Apesar destas cartas, ou deste processo de reabilitação da Igreja, ter a data mais antiga de 1937, em 1962 encontra-se nova correspondência de várias entidades, nomeadamente do Pároco, do Bispo de Beja e de vários populares da vila de Garvão, a solicitar o arranjo da Igreja, como o caso de uma carta com a data de 1962 dirigida ao Presidente do Concelho, Dtºr Oliveira Salazar, escrita por Maria Guerreiro Gomes, moradora no Largo da Palmeira.

ESTILO ARQUITECTÓNICO DA IGREJA
A Igreja Matriz de Garvão, denominada Nossa Senhora da Assumpção insere-se na arte Gótica que surge em França, em meados do séc.XII, dominando toda a Europa, devido à influência e poder da monarquia francesa, às viagens dos arquitectos gauleses e a expansão dos monges de Cister, durante 350 anos.

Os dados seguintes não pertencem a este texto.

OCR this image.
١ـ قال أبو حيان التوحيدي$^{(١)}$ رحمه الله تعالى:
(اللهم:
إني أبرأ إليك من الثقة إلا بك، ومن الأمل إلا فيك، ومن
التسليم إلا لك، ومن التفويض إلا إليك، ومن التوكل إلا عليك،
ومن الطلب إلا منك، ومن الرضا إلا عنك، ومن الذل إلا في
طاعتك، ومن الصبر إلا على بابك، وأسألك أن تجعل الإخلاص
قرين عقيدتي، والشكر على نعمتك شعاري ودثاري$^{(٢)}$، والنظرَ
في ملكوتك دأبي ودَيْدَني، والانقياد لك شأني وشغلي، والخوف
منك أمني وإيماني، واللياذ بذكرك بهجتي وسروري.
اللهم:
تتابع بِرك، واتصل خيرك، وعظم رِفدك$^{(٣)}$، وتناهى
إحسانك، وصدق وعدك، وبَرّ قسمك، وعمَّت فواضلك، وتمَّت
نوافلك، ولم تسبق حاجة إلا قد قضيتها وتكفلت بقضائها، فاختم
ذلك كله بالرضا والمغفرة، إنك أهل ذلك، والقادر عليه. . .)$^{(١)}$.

Esta arte foi considerada como a mais espectacular de toda a idade média, é fruto de uma notável evolução nos saberes e nas técnicas e a melhor expressão material da religiosidade e da mística, ponto de ligação entre razão natural e revelação divina, entre os homens na Terra e Deus no Céu.

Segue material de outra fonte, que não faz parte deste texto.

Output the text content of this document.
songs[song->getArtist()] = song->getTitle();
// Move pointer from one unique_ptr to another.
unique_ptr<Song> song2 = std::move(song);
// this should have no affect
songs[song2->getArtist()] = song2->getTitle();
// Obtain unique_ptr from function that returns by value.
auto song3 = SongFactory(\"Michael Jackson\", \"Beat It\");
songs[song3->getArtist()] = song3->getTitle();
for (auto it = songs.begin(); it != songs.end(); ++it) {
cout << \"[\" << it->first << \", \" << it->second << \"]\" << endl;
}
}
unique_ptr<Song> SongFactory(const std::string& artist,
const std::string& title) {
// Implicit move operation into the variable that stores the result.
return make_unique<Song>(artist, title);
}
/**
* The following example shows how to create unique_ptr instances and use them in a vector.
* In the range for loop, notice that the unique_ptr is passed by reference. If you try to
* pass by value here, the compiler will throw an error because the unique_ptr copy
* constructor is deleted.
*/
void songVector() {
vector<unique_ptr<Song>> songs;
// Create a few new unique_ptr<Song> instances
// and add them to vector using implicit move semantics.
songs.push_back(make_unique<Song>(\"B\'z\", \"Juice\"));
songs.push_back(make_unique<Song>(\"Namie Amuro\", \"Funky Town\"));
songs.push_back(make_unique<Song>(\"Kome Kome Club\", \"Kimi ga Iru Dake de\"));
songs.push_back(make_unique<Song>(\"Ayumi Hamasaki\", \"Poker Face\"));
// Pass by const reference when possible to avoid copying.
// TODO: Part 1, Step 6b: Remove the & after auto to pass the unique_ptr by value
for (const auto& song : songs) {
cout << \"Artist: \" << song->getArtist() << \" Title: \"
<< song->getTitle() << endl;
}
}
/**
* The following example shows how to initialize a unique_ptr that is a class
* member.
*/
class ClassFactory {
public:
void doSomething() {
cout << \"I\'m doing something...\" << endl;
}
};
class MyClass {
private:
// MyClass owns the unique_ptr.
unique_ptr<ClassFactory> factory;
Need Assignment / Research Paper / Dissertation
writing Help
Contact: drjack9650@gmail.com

Em traços gerais, este estilo caracteriza-se pelas abóbadas cruzadas e a complexidade ornamental, conforme se pode observar na Igreja de Garvão, nomeadamente no pórtico Manuelino.

No que respeita à construção interior a sua principal característica são os tectos em abóbada de arestas em ogiva, as chamadas “ abóbadas cruzadas”. Aqui, os arcos são os suportes das abóbadas, bons alicerces e resistentes. Neste caso é fácil de notar a forma como os arquitectos tentavam aliar a estética com a estrutura, a forma estava subordinada à função. No exterior, a decoração concentrava-se à volta de elementos muito específicos, como as entradas, as janelas e os contrafortes.

A igreja gótica caracteriza-se por uma arquitectura muito complicada, que resulta numa tamanha perfeição.
Em Portugal, o Gótico é conhecido como estilo Manuelino, este baseia-se nas características desenvolvidas pelos franceses conjugadas com o gótico perpendicular inglês, que se caracteriza na acentuação das linhas rectilíneas, verticais e horizontais; evoluindo com características muito próprias, alcançando níveis de beleza elevados. No campo decorativo, a representação da natureza expressasse por motivos realistas, em que a vegetação é um símbolo muito utilizado de forma exuberante. Os animais, flora e seres humanos estranhos aparecem pontualmente.

Como forma de diferenciar a arte portuguesa de todas as outras, os artistas da altura optaram por passar para as suas obras elementos que faziam parte do quotidiano do país, tal como elementos de exaltação do poder monárquico e divino, para isso representavam a esfera armilar e imagens sacras. Na arquitectura, a decoração não é misturada com a estrutura, ou seja, as paredes são geralmente livres de decoração, tanto no exterior como no interior, sendo que a ornamentação concentra-se nas janelas, portais, arcos, tectos, abóbadas, pilares e colunas, arcos, nervuras, etc.

Artigo primeiramente inserido no Jornal de Garvão nº 8
José Daniel Malveiro
Achado das fotos e documentos
Raquel Nunes
Estilo arquitectónico da Igreja

A CUSTÓDIA DA IGREJA MATRIZ
A Igreja Matriz de Garvão, costumava ter, ainda não há muito tempo, uma Custódia em ouro, do género da ilustrada.
Contudo, tal Custódia, assim como alguns Santos, foram vendidos por volta dos anos 50 pelas autoridades administrativas da terra para fazer face a despesas de arranjo da própria Igreja e das ruas da terra.
Obviamente que situações deste género, quando não são feitas com o conhecimento geral da população, geram todo o tipo de desconfianças, e com o tempo tornam-se em certezas, sem se saber ao certo onde estará a verdade e a razão de tal procedimento.
Seja como for, o certo é que a Igreja Matriz de Garvão ficou sem uma Custódia em Ouro e alguns Santos, possivelmente do século XVII, ou anterior.